Zum Umgang mit Prüfungsangst

Aufregung vor Prüfungen? Normal. Leistungs- und Leidensdruck durch Prüfungsangst? Ein Problem. uni:view sprach mit einem Studierenden über seine Erfahrungen und befragte die Psychologin Barbara Schober, was Prüfungsangst ist und wie man sich ihr stellen kann.

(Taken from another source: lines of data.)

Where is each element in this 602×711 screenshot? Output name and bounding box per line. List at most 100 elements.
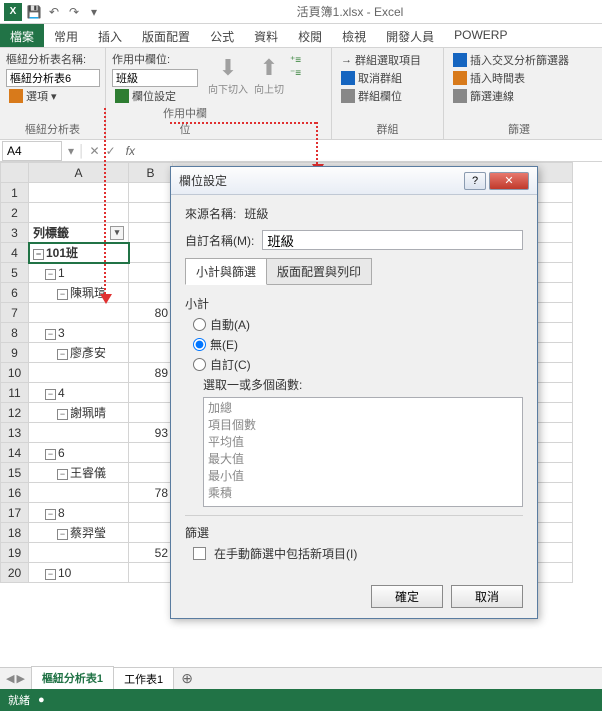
function-option[interactable]: 乘積 xyxy=(208,485,518,502)
cell[interactable] xyxy=(29,303,129,323)
cell[interactable]: −陳珮瑄 xyxy=(29,283,129,303)
field-settings-button[interactable]: 欄位設定 xyxy=(112,87,208,105)
cell[interactable]: −101班 xyxy=(29,243,129,263)
expand-toggle[interactable]: − xyxy=(45,389,56,400)
ungroup-button[interactable]: 取消群組 xyxy=(338,69,437,87)
tab-view[interactable]: 檢視 xyxy=(332,24,376,47)
cell[interactable]: −廖彥安 xyxy=(29,343,129,363)
cell[interactable] xyxy=(129,403,173,423)
cell[interactable]: −蔡羿瑩 xyxy=(29,523,129,543)
pivot-options-button[interactable]: 選項 ▾ xyxy=(6,87,99,105)
drill-up-button[interactable]: ⬆向上切 xyxy=(254,55,284,96)
group-selection-button[interactable]: →群組選取項目 xyxy=(338,51,437,69)
tab-insert[interactable]: 插入 xyxy=(88,24,132,47)
tab-file[interactable]: 檔案 xyxy=(0,24,44,47)
tab-dev[interactable]: 開發人員 xyxy=(376,24,444,47)
expand-icon[interactable]: ⁺≡ xyxy=(290,55,301,66)
expand-toggle[interactable]: − xyxy=(57,469,68,480)
tab-review[interactable]: 校閱 xyxy=(288,24,332,47)
radio-none[interactable] xyxy=(193,338,206,351)
cell[interactable]: −8 xyxy=(29,503,129,523)
cell[interactable] xyxy=(129,503,173,523)
tab-power[interactable]: POWERP xyxy=(444,24,517,47)
save-icon[interactable]: 💾 xyxy=(26,4,42,20)
tab-home[interactable]: 常用 xyxy=(44,24,88,47)
cancel-formula-icon[interactable]: ✕ xyxy=(90,144,100,158)
cell[interactable] xyxy=(129,323,173,343)
cell[interactable] xyxy=(29,363,129,383)
expand-toggle[interactable]: − xyxy=(57,409,68,420)
pivot-name-input[interactable] xyxy=(6,69,100,87)
insert-slicer-button[interactable]: 插入交叉分析篩選器 xyxy=(450,51,588,69)
cell[interactable] xyxy=(129,223,173,243)
cell[interactable] xyxy=(129,183,173,203)
dialog-help-button[interactable]: ? xyxy=(464,172,486,190)
group-field-button[interactable]: 群組欄位 xyxy=(338,87,437,105)
cell[interactable] xyxy=(129,463,173,483)
cell[interactable] xyxy=(129,343,173,363)
active-field-input[interactable] xyxy=(112,69,198,87)
enter-formula-icon[interactable]: ✓ xyxy=(106,144,116,158)
radio-custom[interactable] xyxy=(193,358,206,371)
cell[interactable]: −王睿儀 xyxy=(29,463,129,483)
include-new-checkbox[interactable] xyxy=(193,547,206,560)
cell[interactable] xyxy=(129,563,173,583)
custom-name-input[interactable] xyxy=(262,230,523,250)
ok-button[interactable]: 確定 xyxy=(371,585,443,608)
cell[interactable]: −3 xyxy=(29,323,129,343)
drill-down-button[interactable]: ⬇向下切入 xyxy=(208,55,248,96)
function-option[interactable]: 平均值 xyxy=(208,434,518,451)
dialog-titlebar[interactable]: 欄位設定 ? ✕ xyxy=(171,167,537,195)
cell[interactable] xyxy=(129,443,173,463)
collapse-icon[interactable]: ⁻≡ xyxy=(290,68,301,79)
filter-dropdown[interactable]: ▾ xyxy=(110,226,124,240)
dialog-close-button[interactable]: ✕ xyxy=(489,172,529,190)
cell[interactable]: 52 xyxy=(129,543,173,563)
expand-toggle[interactable]: − xyxy=(45,449,56,460)
cell[interactable]: −4 xyxy=(29,383,129,403)
sheet-tab-pivot[interactable]: 樞紐分析表1 xyxy=(31,666,114,691)
tab-formula[interactable]: 公式 xyxy=(200,24,244,47)
cell[interactable] xyxy=(29,483,129,503)
tab-layout-print[interactable]: 版面配置與列印 xyxy=(266,258,372,285)
add-sheet-button[interactable]: ⊕ xyxy=(173,670,201,687)
expand-toggle[interactable]: − xyxy=(33,249,44,260)
tab-data[interactable]: 資料 xyxy=(244,24,288,47)
cell[interactable]: −1 xyxy=(29,263,129,283)
expand-toggle[interactable]: − xyxy=(57,529,68,540)
redo-icon[interactable]: ↷ xyxy=(66,4,82,20)
cell[interactable] xyxy=(29,203,129,223)
sheet-nav-next-icon[interactable]: ▶ xyxy=(16,672,24,685)
cell[interactable] xyxy=(29,543,129,563)
filter-connections-button[interactable]: 篩選連線 xyxy=(450,87,588,105)
cell[interactable]: 93 xyxy=(129,423,173,443)
expand-toggle[interactable]: − xyxy=(57,349,68,360)
cell[interactable]: 列標籤▾ xyxy=(29,223,129,243)
cell[interactable]: −謝珮晴 xyxy=(29,403,129,423)
tab-layout[interactable]: 版面配置 xyxy=(132,24,200,47)
cancel-button[interactable]: 取消 xyxy=(451,585,523,608)
function-option[interactable]: 最小值 xyxy=(208,468,518,485)
cell[interactable] xyxy=(129,243,173,263)
function-option[interactable]: 最大值 xyxy=(208,451,518,468)
cell[interactable] xyxy=(129,523,173,543)
sheet-tab-sheet1[interactable]: 工作表1 xyxy=(113,667,174,691)
cell[interactable] xyxy=(129,383,173,403)
sheet-nav-prev-icon[interactable]: ◀ xyxy=(6,672,14,685)
cell[interactable] xyxy=(129,283,173,303)
expand-toggle[interactable]: − xyxy=(45,569,56,580)
cell[interactable]: 80 xyxy=(129,303,173,323)
expand-toggle[interactable]: − xyxy=(45,329,56,340)
status-record-icon[interactable]: ● xyxy=(38,694,45,706)
cell[interactable]: −6 xyxy=(29,443,129,463)
functions-listbox[interactable]: 加總項目個數平均值最大值最小值乘積 xyxy=(203,397,523,507)
cell[interactable] xyxy=(29,183,129,203)
insert-timeline-button[interactable]: 插入時間表 xyxy=(450,69,588,87)
tab-subtotal-filter[interactable]: 小計與篩選 xyxy=(185,258,267,285)
expand-toggle[interactable]: − xyxy=(57,289,68,300)
function-option[interactable]: 項目個數 xyxy=(208,417,518,434)
expand-toggle[interactable]: − xyxy=(45,509,56,520)
cell[interactable]: −10 xyxy=(29,563,129,583)
fx-icon[interactable]: fx xyxy=(120,144,141,158)
cell[interactable] xyxy=(129,203,173,223)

Daniel befindet sich kurz vor dem Abschluss seines Studiums. Es steht nur noch eine einzelne Lateinprüfung zwischen dem Studenten und seiner Abschlussarbeit. Doch diese Hürde konnte der 28-jährige bislang nicht überwinden. Der Grund: Prüfungsangst. "Vor ein paar Jahren bin ich schon einmal zur Lateinprüfung angetreten und durchgefallen. Allerdings hatte ich damals, ehrlich gesagt, auch vorher nicht viel gelernt. Ein paar Semester später habe ich es gut vorbereitet noch einmal probiert – und hatte während der Prüfung einen totalen Blackout. Ich saß drei Stunden im Raum, habe nichts geschrieben und schließlich den leeren Zettel abgegeben", erzählt der Student.

Wie kommt es zu solchen Blackouts in Prüfungssituationen? "Studien zeigen, dass stark prüfungsängstliche Personen – auch bei vergleichbarem Vorwissen und ähnlicher Intelligenz – schlechtere Leistungen erzielen als Personen mit wenig Prüfungsangst. Das wird vor allem bei schwierigeren Aufgaben sichtbar, hier braucht es volle Konzentration. Denkt man dann aber zu viel über sich selbst nach und an seine Defizite und mögliche Folgen, kann es zu einer Art Blockade im aufgabenbezogenen Denken führen: Man merkt, man kommt nicht voran und kann dann gar kein Wissen mehr wiedergeben", erklärt Psychologin Barbara Schober vom Institut für Angewandte Psychologie: Arbeit, Bildung, Wirtschaft an der Universität Wien.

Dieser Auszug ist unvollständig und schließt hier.